To find the minimum acceleration required, you can use the following equation:
v^2 = u^2 + 2as
Where:
v = final velocity (75.0 m/s)
u = initial velocity (0 m/s, assuming the jet is starting from rest)
a = acceleration (unknown)
s = distance (1625 m)
Rearranging the equation to solve for acceleration (a), we get:
a = (v^2 - u^2) / (2s)
Substituting the given values into the equation:
a = (75.0^2 - 0^2) / (2 * 1625)
a = 5625 / 3250
a = 1.73 m/s^2 (rounded to two decimal places)
Therefore, the minimum acceleration needed for the jet to reach a takeoff speed of 75.0 m/s is approximately 1.73 m/s^2.
To calculate the time it will take to reach the takeoff speed, you can use the following equation:
v = u + at
Where:
v = final velocity (75.0 m/s)
u = initial velocity (0 m/s)
a = acceleration (1.73 m/s^2, as calculated above)
t = time (unknown)
Rearranging the equation to solve for time (t), we get:
t = (v - u) / a
Substituting the given values into the equation:
t = (75.0 - 0) / 1.73
t = 43.35 seconds (rounded to two decimal places)

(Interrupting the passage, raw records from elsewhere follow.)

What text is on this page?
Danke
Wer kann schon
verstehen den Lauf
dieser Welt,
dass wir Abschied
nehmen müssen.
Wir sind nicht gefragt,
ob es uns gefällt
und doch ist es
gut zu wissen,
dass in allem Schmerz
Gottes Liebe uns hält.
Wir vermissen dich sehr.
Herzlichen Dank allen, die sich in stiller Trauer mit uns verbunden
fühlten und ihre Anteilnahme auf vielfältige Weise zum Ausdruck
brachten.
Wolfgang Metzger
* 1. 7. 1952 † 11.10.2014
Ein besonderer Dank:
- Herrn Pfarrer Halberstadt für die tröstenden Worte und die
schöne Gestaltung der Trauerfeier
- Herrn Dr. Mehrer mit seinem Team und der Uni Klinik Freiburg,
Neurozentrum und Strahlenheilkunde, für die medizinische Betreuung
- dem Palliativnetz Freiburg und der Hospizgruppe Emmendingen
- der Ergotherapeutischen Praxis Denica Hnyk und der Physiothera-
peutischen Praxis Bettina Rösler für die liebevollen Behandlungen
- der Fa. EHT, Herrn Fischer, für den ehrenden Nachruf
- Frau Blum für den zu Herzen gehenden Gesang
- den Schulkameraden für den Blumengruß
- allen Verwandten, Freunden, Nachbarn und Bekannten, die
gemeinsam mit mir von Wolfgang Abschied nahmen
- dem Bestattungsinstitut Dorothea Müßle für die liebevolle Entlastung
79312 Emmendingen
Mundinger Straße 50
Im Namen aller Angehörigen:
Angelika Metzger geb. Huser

Therefore, it will take approximately 43.35 seconds for the jet to reach a takeoff speed of 75.0 m/s.
To find the minimum acceleration needed for the jet to reach the takeoff speed of 75.0 m/s, we can use the kinematic equation:
v^2 = u^2 + 2as
Where:
v = final velocity (takeoff speed) = 75.0 m/s
u = initial velocity (0 m/s, as the jet starts from rest)
a = acceleration
s = distance (runway length) = 1625 meters
Substituting the given values into the equation, we have:
75.0^2 = 0^2 + 2a(1625)
5625 = 3250a
Now, we can solve for acceleration (a):
a = 5625 / 3250
a = 1.73 m/s^2 (rounded to two decimal places)
Therefore, the minimum acceleration required for the jet to reach a takeoff speed of 75.0 m/s is 1.73 m/s^2.

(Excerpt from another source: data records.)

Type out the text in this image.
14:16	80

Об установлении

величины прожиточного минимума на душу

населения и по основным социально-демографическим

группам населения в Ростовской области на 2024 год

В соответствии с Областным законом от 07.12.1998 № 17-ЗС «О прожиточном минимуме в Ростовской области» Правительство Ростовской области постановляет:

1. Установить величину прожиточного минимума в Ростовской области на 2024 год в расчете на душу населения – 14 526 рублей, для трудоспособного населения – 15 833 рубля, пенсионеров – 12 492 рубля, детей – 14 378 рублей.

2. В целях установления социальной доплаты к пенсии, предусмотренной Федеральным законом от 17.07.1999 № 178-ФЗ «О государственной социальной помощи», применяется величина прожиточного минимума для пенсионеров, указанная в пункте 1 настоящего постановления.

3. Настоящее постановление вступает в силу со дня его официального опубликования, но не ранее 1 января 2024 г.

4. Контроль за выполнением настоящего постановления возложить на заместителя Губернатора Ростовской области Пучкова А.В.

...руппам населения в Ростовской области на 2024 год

To calculate the time it takes to reach the takeoff speed, we can use the following kinematic equation:
v = u + at
Where:
v = final velocity (takeoff speed) = 75.0 m/s
u = initial velocity (0 m/s)
a = acceleration (1.73 m/s^2, as calculated earlier)
t = time
Substituting the given values into the equation, we have:
75.0 = 0 + 1.73t
Simplifying, we find:
t = 75.0 / 1.73
t ≈ 43.35 seconds (rounded to two decimal places)
Therefore, it will take approximately 43.35 seconds for the jet to reach the takeoff speed.